LAWS(PVC)-1937-3-59

SWAMINATHA ODAYAR Vs. SGOPALASWAMI ODAYAR

Decided On March 16, 1937
SWAMINATHA ODAYAR Appellant
V/S
SGOPALASWAMI ODAYAR Respondents

JUDGEMENT

(1.) An objection which ought to have been taken in limine, has been raised at the closing stage of a long argument, to the effect that the appeal, is incompetent on account of certain parties not having been added as respdndents. We do not at present propose to set out the history of this long-drawn litigation, for, it is sufficient to state just a few facts in order to deal with the contention raised. This was a partition suit commenced nearly two decades ago and the members of the family to which the action relates, owned considerable properties when it started, but they have since been reduced, with the exception of the sixth defendant, to such straits, that some are represented by the assignees in insolvency, and the others, by the trustees under a composition deed. The only solvent member now of the family is the sixth defendant and he is the appellant before us. There are several memoranda of objections in the nature of cross-appeals which have been filed. The principal contesting respondent is the third defendant represented by the Receiver in insolvency and the preliminary objection referred to above has been raised by his counsel, Mr. Venkatarama Sastri. In the action originally the family was divided into three branches: the first consisting of the plaintiff, the second of defendants 1 and 2, and the third of defendants 3 to 8. The preliminary decree of the trial Court passed in 1924 separately allotted to the sixth defendant of the third branch a distinct share, the integrity of this branch not having been otherwise disturbed. We must observe that defendants 3, 4, 5, 7 and 8 form two sub-families: (1) defendant 3 and his sons defendants 5 and 7, and (2) defendant 4 and his son defendant 8. An appeal from the preliminary decree was filed here and during its pendency the third defendant was adjudicated insolvent in 1925 and the fourth defendant in 1927. With only one aspect of the appellate decree passed by the High Court we are now concerned, namely, that it effected a further sub-division of shares as between the third and the fourth defendants. The ultimate position as settled by the High Court's decree, so far as the shares were concerned, was thus:

(2.) The case went back to the trial Court which in due course passed a final decree, which the sixth defendant as the appellant now attacks.

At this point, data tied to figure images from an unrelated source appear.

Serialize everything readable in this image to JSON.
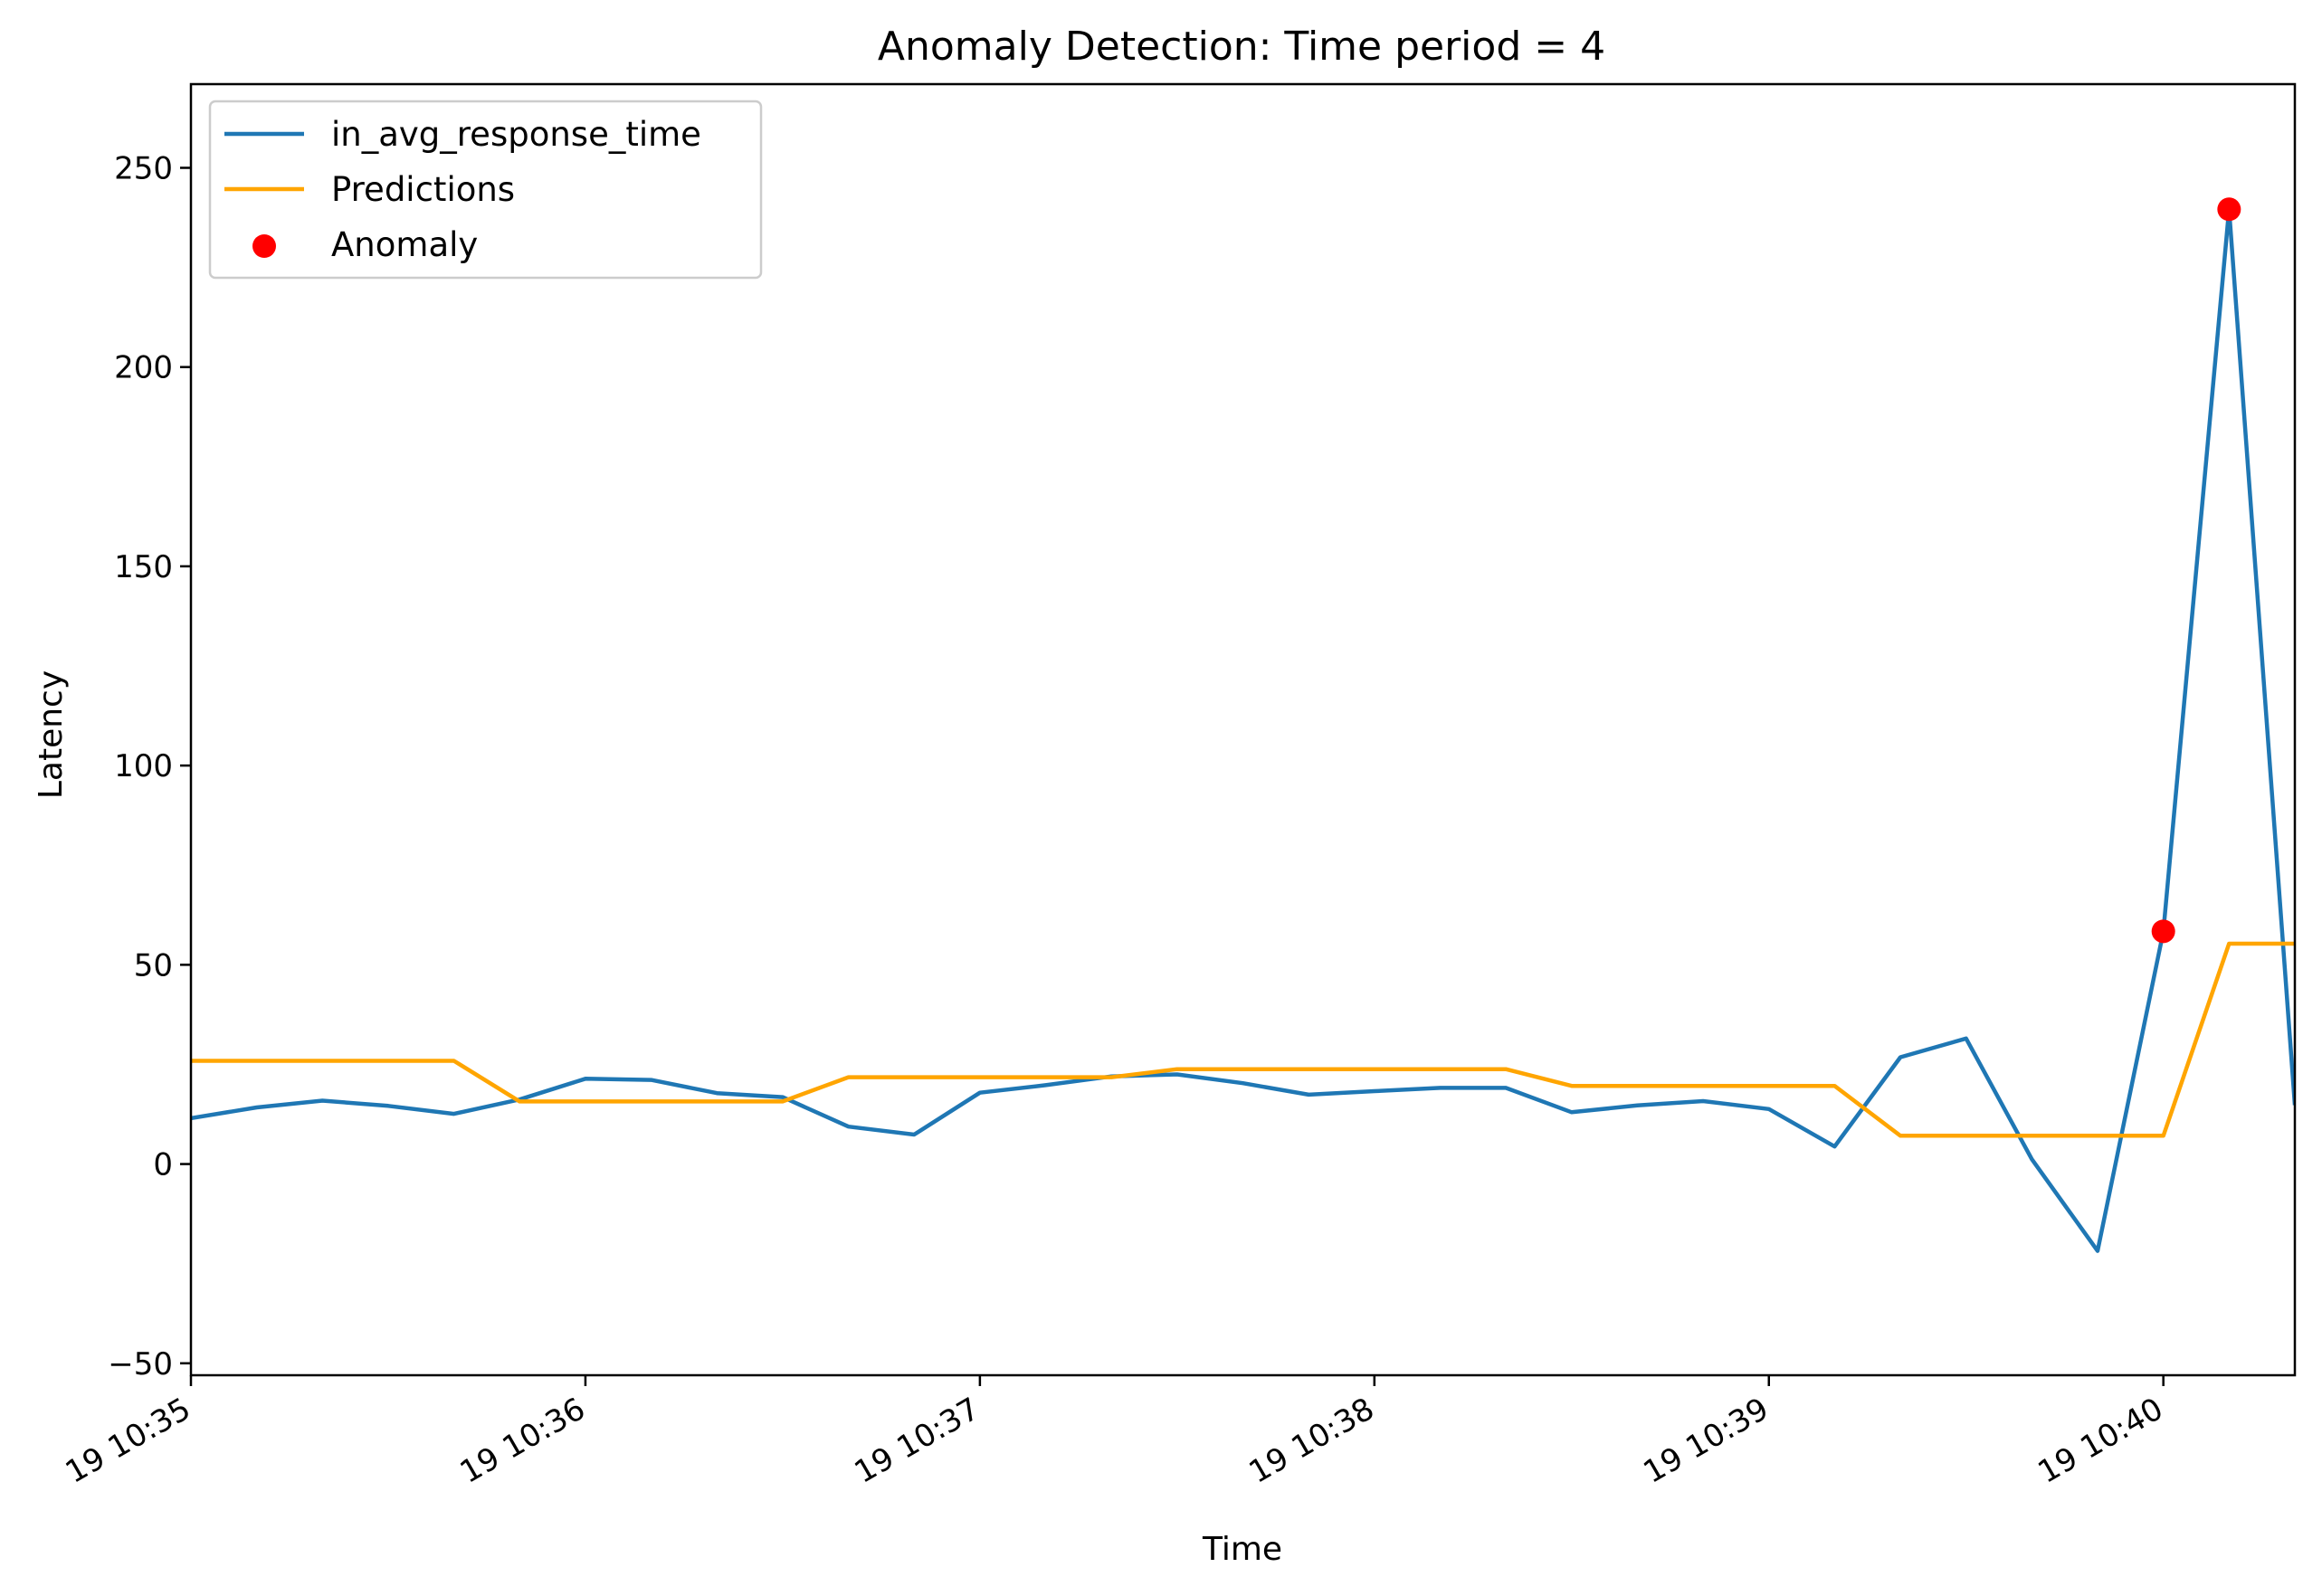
{
  "chart_data": {
    "type": "line",
    "title": "Anomaly Detection: Time period = 4",
    "xlabel": "Time",
    "ylabel": "Latency",
    "x_unit": "time",
    "xlim": [
      "10:35:00",
      "10:40:20"
    ],
    "ylim": [
      -53,
      271
    ],
    "y_ticks": [
      -50,
      0,
      50,
      100,
      150,
      200,
      250
    ],
    "x_ticks": [
      {
        "time": "10:35:00",
        "label": "19 10:35"
      },
      {
        "time": "10:36:00",
        "label": "19 10:36"
      },
      {
        "time": "10:37:00",
        "label": "19 10:37"
      },
      {
        "time": "10:38:00",
        "label": "19 10:38"
      },
      {
        "time": "10:39:00",
        "label": "19 10:39"
      },
      {
        "time": "10:40:00",
        "label": "19 10:40"
      }
    ],
    "legend_position": "upper-left",
    "series": [
      {
        "name": "in_avg_response_time",
        "kind": "line",
        "color": "#1f77b4",
        "points": [
          {
            "x": "10:35:00",
            "y": 11.5
          },
          {
            "x": "10:35:10",
            "y": 14.2
          },
          {
            "x": "10:35:20",
            "y": 15.9
          },
          {
            "x": "10:35:30",
            "y": 14.6
          },
          {
            "x": "10:35:40",
            "y": 12.6
          },
          {
            "x": "10:35:50",
            "y": 16.2
          },
          {
            "x": "10:36:00",
            "y": 21.4
          },
          {
            "x": "10:36:10",
            "y": 21.1
          },
          {
            "x": "10:36:20",
            "y": 17.8
          },
          {
            "x": "10:36:30",
            "y": 16.8
          },
          {
            "x": "10:36:40",
            "y": 9.4
          },
          {
            "x": "10:36:50",
            "y": 7.4
          },
          {
            "x": "10:37:00",
            "y": 17.9
          },
          {
            "x": "10:37:10",
            "y": 19.8
          },
          {
            "x": "10:37:20",
            "y": 22.0
          },
          {
            "x": "10:37:30",
            "y": 22.5
          },
          {
            "x": "10:37:40",
            "y": 20.3
          },
          {
            "x": "10:37:50",
            "y": 17.4
          },
          {
            "x": "10:38:00",
            "y": 18.3
          },
          {
            "x": "10:38:10",
            "y": 19.1
          },
          {
            "x": "10:38:20",
            "y": 19.1
          },
          {
            "x": "10:38:30",
            "y": 13.0
          },
          {
            "x": "10:38:40",
            "y": 14.7
          },
          {
            "x": "10:38:50",
            "y": 15.8
          },
          {
            "x": "10:39:00",
            "y": 13.8
          },
          {
            "x": "10:39:10",
            "y": 4.4
          },
          {
            "x": "10:39:20",
            "y": 26.8
          },
          {
            "x": "10:39:30",
            "y": 31.5
          },
          {
            "x": "10:39:40",
            "y": 1.2
          },
          {
            "x": "10:39:50",
            "y": -21.8
          },
          {
            "x": "10:40:00",
            "y": 58.4
          },
          {
            "x": "10:40:10",
            "y": 239.6
          },
          {
            "x": "10:40:20",
            "y": 14.8
          }
        ]
      },
      {
        "name": "Predictions",
        "kind": "line",
        "color": "#ffa500",
        "points": [
          {
            "x": "10:35:00",
            "y": 25.9
          },
          {
            "x": "10:35:40",
            "y": 25.9
          },
          {
            "x": "10:35:50",
            "y": 15.7
          },
          {
            "x": "10:36:30",
            "y": 15.7
          },
          {
            "x": "10:36:40",
            "y": 21.8
          },
          {
            "x": "10:37:20",
            "y": 21.8
          },
          {
            "x": "10:37:30",
            "y": 23.8
          },
          {
            "x": "10:38:20",
            "y": 23.8
          },
          {
            "x": "10:38:30",
            "y": 19.6
          },
          {
            "x": "10:39:10",
            "y": 19.6
          },
          {
            "x": "10:39:20",
            "y": 7.1
          },
          {
            "x": "10:40:00",
            "y": 7.1
          },
          {
            "x": "10:40:10",
            "y": 55.3
          },
          {
            "x": "10:40:20",
            "y": 55.3
          }
        ]
      },
      {
        "name": "Anomaly",
        "kind": "scatter",
        "color": "#ff0000",
        "points": [
          {
            "x": "10:40:00",
            "y": 58.4
          },
          {
            "x": "10:40:10",
            "y": 239.6
          }
        ]
      }
    ]
  }
}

(3.) The preliminary decree, which was confirmed by the High Court, has held defendants 3 to 8 jointly accountable to the other branches of the family in respect of certain matters, that is to say, the question as between defendants 3 to 8 on the one hand and the plaintiff and defendants 1 and 3 on the other, is concluded by the judgment already pronounced by the High Court; but the point yet remained to the decided, namely, as among themselves (that is, defendants 3 to 8) how much of this common burden was each of the sub-groups to bear ?--in other words, how much was to be borne by the third defendant's sub-group consisting of himself and his sons defendants 5 and 7, how much by the fourth defendant's sub-group consisting of himself and his son defendant 8 and how much by the sixth defendant? The learned Subordinate Judge, after dealing under various heads with sums of money amounting to several lakhs, passed a final decree, containing in the result inter alia the following directions: (1) The sixth defendant shall pay Rs. 2,177-9-0 to the plaintiff's branch, Us. 10,515-7-6 to defendants 1 and 2 and Rs. 18,385-1-6 to the fourth defendant's branch; (2) The third defendant's branch shall pay the fourth defendant's branch Rs. 10,932-2-3.